Actionable insights for the public
Understanding the Texas Score isn't about fear; it’s about being informed. Here is what you actually need to do with this information:
Update your medical records. Ensure your primary care physician has an accurate list of your baseline health conditions. This prevents a Triage Officer from misinterpreting a chronic condition as an acute organ failure during a crisis.
Designate a Medical Power of Attorney. In a situation where triage scores are being used, you might not be able to speak for yourself. You need someone who knows your wishes and can communicate with the hospital's ethics committee if necessary.
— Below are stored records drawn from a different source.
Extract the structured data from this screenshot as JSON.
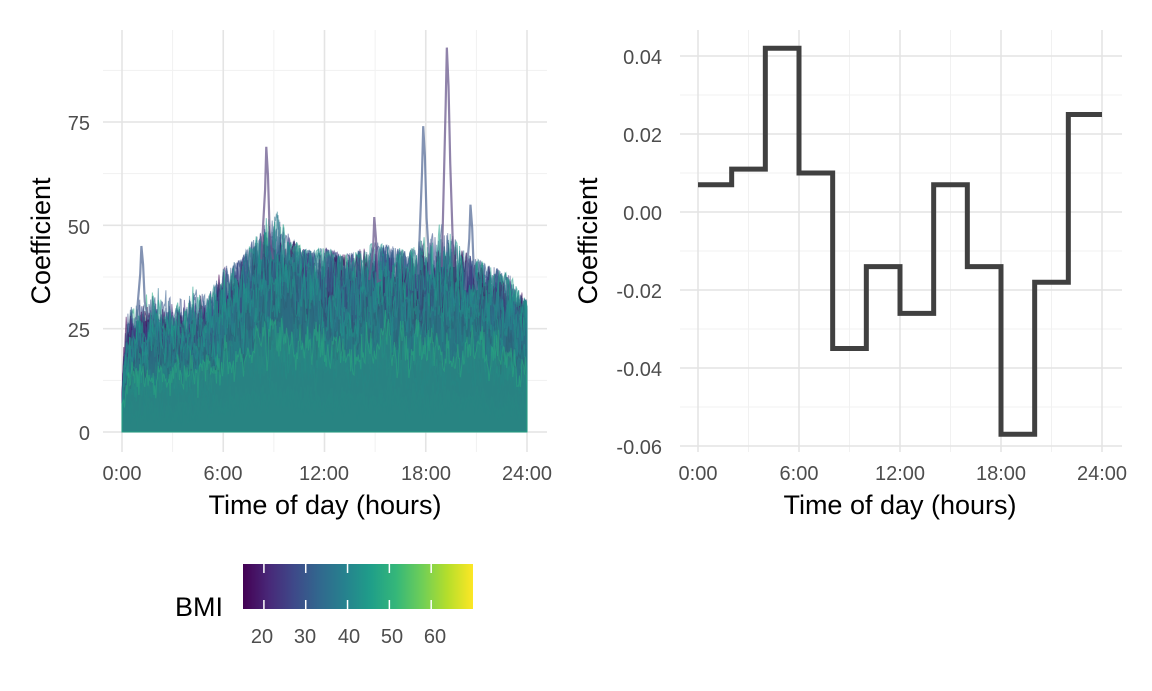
{
  "chart_data": [
    {
      "type": "line",
      "panel": "left",
      "xlabel": "Time of day (hours)",
      "ylabel": "Coefficient",
      "xlim": [
        0,
        24
      ],
      "ylim": [
        -3,
        95
      ],
      "x_ticks": [
        0,
        6,
        12,
        18,
        24
      ],
      "x_tick_labels": [
        "0:00",
        "6:00",
        "12:00",
        "18:00",
        "24:00"
      ],
      "y_ticks": [
        0,
        25,
        50,
        75
      ],
      "y_tick_labels": [
        "0",
        "25",
        "50",
        "75"
      ],
      "grid": true,
      "description_series": "many semi-transparent per-subject time series colored by BMI",
      "envelope": {
        "x": [
          0,
          1,
          2,
          3,
          4,
          5,
          6,
          7,
          8,
          9,
          10,
          11,
          12,
          13,
          14,
          15,
          16,
          17,
          18,
          19,
          20,
          21,
          22,
          23,
          24
        ],
        "upper": [
          30,
          33,
          38,
          34,
          36,
          33,
          40,
          42,
          48,
          55,
          47,
          44,
          45,
          43,
          44,
          46,
          45,
          44,
          48,
          52,
          45,
          42,
          40,
          38,
          32
        ],
        "typical": [
          18,
          20,
          21,
          20,
          20,
          22,
          26,
          30,
          32,
          33,
          32,
          31,
          30,
          30,
          30,
          31,
          31,
          30,
          30,
          31,
          30,
          29,
          27,
          25,
          22
        ]
      },
      "peaks": [
        {
          "x": 8.6,
          "y": 69
        },
        {
          "x": 17.9,
          "y": 74
        },
        {
          "x": 19.3,
          "y": 93
        },
        {
          "x": 1.2,
          "y": 45
        },
        {
          "x": 15.0,
          "y": 52
        },
        {
          "x": 20.7,
          "y": 55
        }
      ]
    },
    {
      "type": "line",
      "panel": "right",
      "step": true,
      "xlabel": "Time of day (hours)",
      "ylabel": "Coefficient",
      "xlim": [
        0,
        24
      ],
      "ylim": [
        -0.06,
        0.044
      ],
      "x_ticks": [
        0,
        6,
        12,
        18,
        24
      ],
      "x_tick_labels": [
        "0:00",
        "6:00",
        "12:00",
        "18:00",
        "24:00"
      ],
      "y_ticks": [
        -0.06,
        -0.04,
        -0.02,
        0.0,
        0.02,
        0.04
      ],
      "y_tick_labels": [
        "-0.06",
        "-0.04",
        "-0.02",
        "0.00",
        "0.02",
        "0.04"
      ],
      "grid": true,
      "color": "#404040",
      "series": [
        {
          "x": [
            0,
            2,
            4,
            6,
            8,
            10,
            12,
            14,
            16,
            18,
            20,
            22,
            24
          ],
          "values": [
            0.007,
            0.011,
            0.042,
            0.01,
            -0.035,
            -0.014,
            -0.026,
            0.007,
            -0.014,
            -0.057,
            -0.018,
            0.025,
            0.025
          ]
        }
      ]
    }
  ],
  "legend": {
    "title": "BMI",
    "placement": "bottom-left",
    "colormap": "viridis",
    "range": [
      15,
      70
    ],
    "ticks": [
      20,
      30,
      40,
      50,
      60
    ],
    "tick_labels": [
      "20",
      "30",
      "40",
      "50",
      "60"
    ],
    "colors": [
      "#440154",
      "#482878",
      "#3e4989",
      "#31688e",
      "#26828e",
      "#1f9e89",
      "#35b779",
      "#6ece58",
      "#b5de2b",
      "#fde725"
    ]
  }
}
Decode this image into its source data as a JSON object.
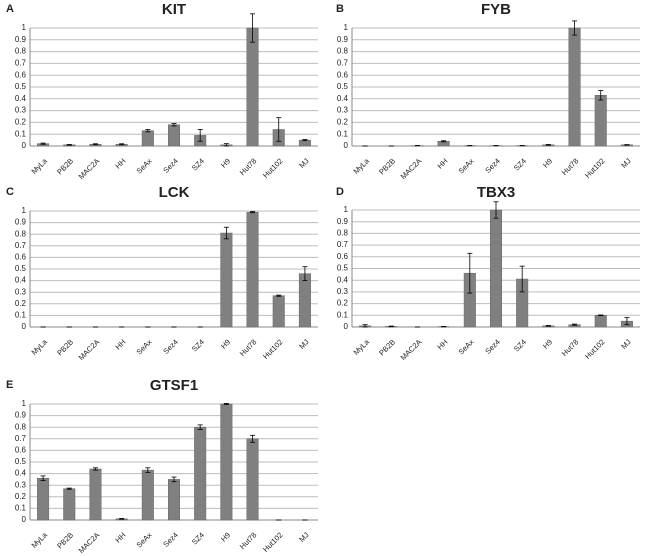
{
  "chart_data": [
    {
      "type": "bar",
      "label": "A",
      "title": "KIT",
      "color": "#808080",
      "categories": [
        "MyLa",
        "PB2B",
        "MAC2A",
        "HH",
        "SeAx",
        "Sez4",
        "SZ4",
        "H9",
        "Hut78",
        "Hut102",
        "MJ"
      ],
      "values": [
        0.02,
        0.01,
        0.015,
        0.015,
        0.13,
        0.18,
        0.09,
        0.01,
        1,
        0.14,
        0.05
      ],
      "errors": [
        0.005,
        0.003,
        0.004,
        0.004,
        0.01,
        0.01,
        0.05,
        0.01,
        0.12,
        0.1,
        0.005
      ],
      "ylim": [
        0,
        1
      ],
      "yticks": [
        0,
        0.1,
        0.2,
        0.3,
        0.4,
        0.5,
        0.6,
        0.7,
        0.8,
        0.9,
        1
      ],
      "grid": true
    },
    {
      "type": "bar",
      "label": "B",
      "title": "FYB",
      "color": "#808080",
      "categories": [
        "MyLa",
        "PB2B",
        "MAC2A",
        "HH",
        "SeAx",
        "Sez4",
        "SZ4",
        "H9",
        "Hut78",
        "Hut102",
        "MJ"
      ],
      "values": [
        0,
        0,
        0.003,
        0.04,
        0.003,
        0.003,
        0.003,
        0.01,
        1,
        0.43,
        0.01
      ],
      "errors": [
        0,
        0,
        0.001,
        0.005,
        0.001,
        0.001,
        0.001,
        0.003,
        0.06,
        0.04,
        0.002
      ],
      "ylim": [
        0,
        1
      ],
      "yticks": [
        0,
        0.1,
        0.2,
        0.3,
        0.4,
        0.5,
        0.6,
        0.7,
        0.8,
        0.9,
        1
      ],
      "grid": true
    },
    {
      "type": "bar",
      "label": "C",
      "title": "LCK",
      "color": "#808080",
      "categories": [
        "MyLa",
        "PB2B",
        "MAC2A",
        "HH",
        "SeAx",
        "Sez4",
        "SZ4",
        "H9",
        "Hut78",
        "Hut102",
        "MJ"
      ],
      "values": [
        0,
        0,
        0,
        0,
        0,
        0,
        0,
        0.81,
        0.99,
        0.27,
        0.46
      ],
      "errors": [
        0,
        0,
        0,
        0,
        0,
        0,
        0,
        0.05,
        0.005,
        0.005,
        0.06
      ],
      "ylim": [
        0,
        1
      ],
      "yticks": [
        0,
        0.1,
        0.2,
        0.3,
        0.4,
        0.5,
        0.6,
        0.7,
        0.8,
        0.9,
        1
      ],
      "grid": true
    },
    {
      "type": "bar",
      "label": "D",
      "title": "TBX3",
      "color": "#808080",
      "categories": [
        "MyLa",
        "PB2B",
        "MAC2A",
        "HH",
        "SeAx",
        "Sez4",
        "SZ4",
        "H9",
        "Hut78",
        "Hut102",
        "MJ"
      ],
      "values": [
        0.01,
        0.005,
        0,
        0.003,
        0.46,
        1,
        0.41,
        0.01,
        0.02,
        0.1,
        0.05
      ],
      "errors": [
        0.01,
        0.003,
        0,
        0.002,
        0.17,
        0.07,
        0.11,
        0.003,
        0.005,
        0.003,
        0.03
      ],
      "ylim": [
        0,
        1
      ],
      "yticks": [
        0,
        0.1,
        0.2,
        0.3,
        0.4,
        0.5,
        0.6,
        0.7,
        0.8,
        0.9,
        1
      ],
      "grid": true
    },
    {
      "type": "bar",
      "label": "E",
      "title": "GTSF1",
      "color": "#808080",
      "categories": [
        "MyLa",
        "PB2B",
        "MAC2A",
        "HH",
        "SeAx",
        "Sez4",
        "SZ4",
        "H9",
        "Hut78",
        "Hut102",
        "MJ"
      ],
      "values": [
        0.36,
        0.27,
        0.44,
        0.01,
        0.43,
        0.35,
        0.8,
        1,
        0.7,
        0,
        0
      ],
      "errors": [
        0.02,
        0.005,
        0.01,
        0.003,
        0.02,
        0.02,
        0.02,
        0.005,
        0.03,
        0,
        0
      ],
      "ylim": [
        0,
        1
      ],
      "yticks": [
        0,
        0.1,
        0.2,
        0.3,
        0.4,
        0.5,
        0.6,
        0.7,
        0.8,
        0.9,
        1
      ],
      "grid": true
    }
  ]
}
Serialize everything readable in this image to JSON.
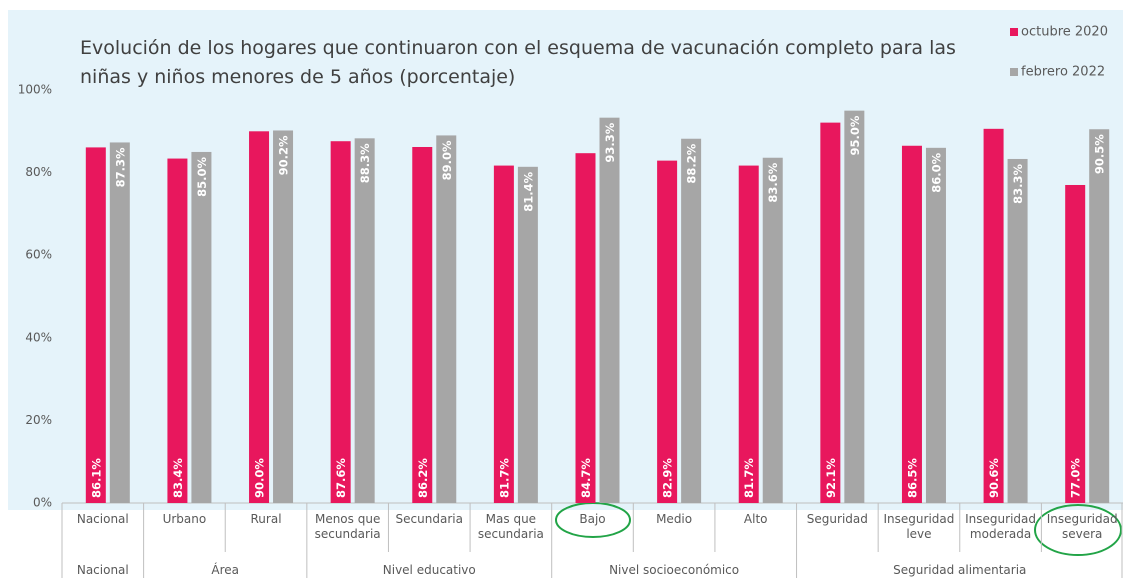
{
  "chart_data": {
    "type": "bar",
    "title": "Evolución de los hogares que continuaron con el esquema de vacunación completo para las niñas y niños menores de 5 años (porcentaje)",
    "groups": [
      {
        "name": "Nacional",
        "categories": [
          "Nacional"
        ]
      },
      {
        "name": "Área",
        "categories": [
          "Urbano",
          "Rural"
        ]
      },
      {
        "name": "Nivel educativo",
        "categories": [
          "Menos que secundaria",
          "Secundaria",
          "Mas que secundaria"
        ]
      },
      {
        "name": "Nivel socioeconómico",
        "categories": [
          "Bajo",
          "Medio",
          "Alto"
        ]
      },
      {
        "name": "Seguridad alimentaria",
        "categories": [
          "Seguridad",
          "Inseguridad leve",
          "Inseguridad moderada",
          "Inseguridad severa"
        ]
      }
    ],
    "series": [
      {
        "name": "octubre 2020",
        "color": "#e8175d",
        "values": [
          86.1,
          83.4,
          90.0,
          87.6,
          86.2,
          81.7,
          84.7,
          82.9,
          81.7,
          92.1,
          86.5,
          90.6,
          77.0
        ],
        "value_labels": [
          "86.1%",
          "83.4%",
          "90.0%",
          "87.6%",
          "86.2%",
          "81.7%",
          "84.7%",
          "82.9%",
          "81.7%",
          "92.1%",
          "86.5%",
          "90.6%",
          "77.0%"
        ]
      },
      {
        "name": "febrero 2022",
        "color": "#a6a6a6",
        "values": [
          87.3,
          85.0,
          90.2,
          88.3,
          89.0,
          81.4,
          93.3,
          88.2,
          83.6,
          95.0,
          86.0,
          83.3,
          90.5
        ],
        "value_labels": [
          "87.3%",
          "85.0%",
          "90.2%",
          "88.3%",
          "89.0%",
          "81.4%",
          "93.3%",
          "88.2%",
          "83.6%",
          "95.0%",
          "86.0%",
          "83.3%",
          "90.5%"
        ]
      }
    ],
    "ylim": [
      0,
      100
    ],
    "yticks": [
      {
        "value": 0,
        "label": "0%"
      },
      {
        "value": 20,
        "label": "20%"
      },
      {
        "value": 40,
        "label": "40%"
      },
      {
        "value": 60,
        "label": "60%"
      },
      {
        "value": 80,
        "label": "80%"
      },
      {
        "value": 100,
        "label": "100%"
      }
    ],
    "grid": false,
    "legend": "top-right"
  }
}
Understand the "SOFA" basics. If a loved one is in the ICU, ask the doctors about their "SOFA trends." If the score is going down, it’s a sign of recovery. If it’s climbing, it’s a sign that the body is struggling to respond to treatment.
Advocate for transparency. If you are in a hospital during a declared emergency, you have the right to ask if Crisis Standards of Care are in effect. Awareness of the "rules of the game" allows families to make more informed decisions about palliative care versus aggressive intervention.
Don't panic over "Death Panel" rhetoric. These scores are built on clinical data, not political whims. They are a last resort, meant to prevent total chaos when a hospital is literally at its breaking point.
The Texas Score remains a controversial but necessary tool in the world of emergency medicine. It represents the intersection of math, medicine, and morality. While we hope it never has to be used at full scale again, its existence ensures that if the worst happens, there is a fair, transparent framework in place to save as many people as possible.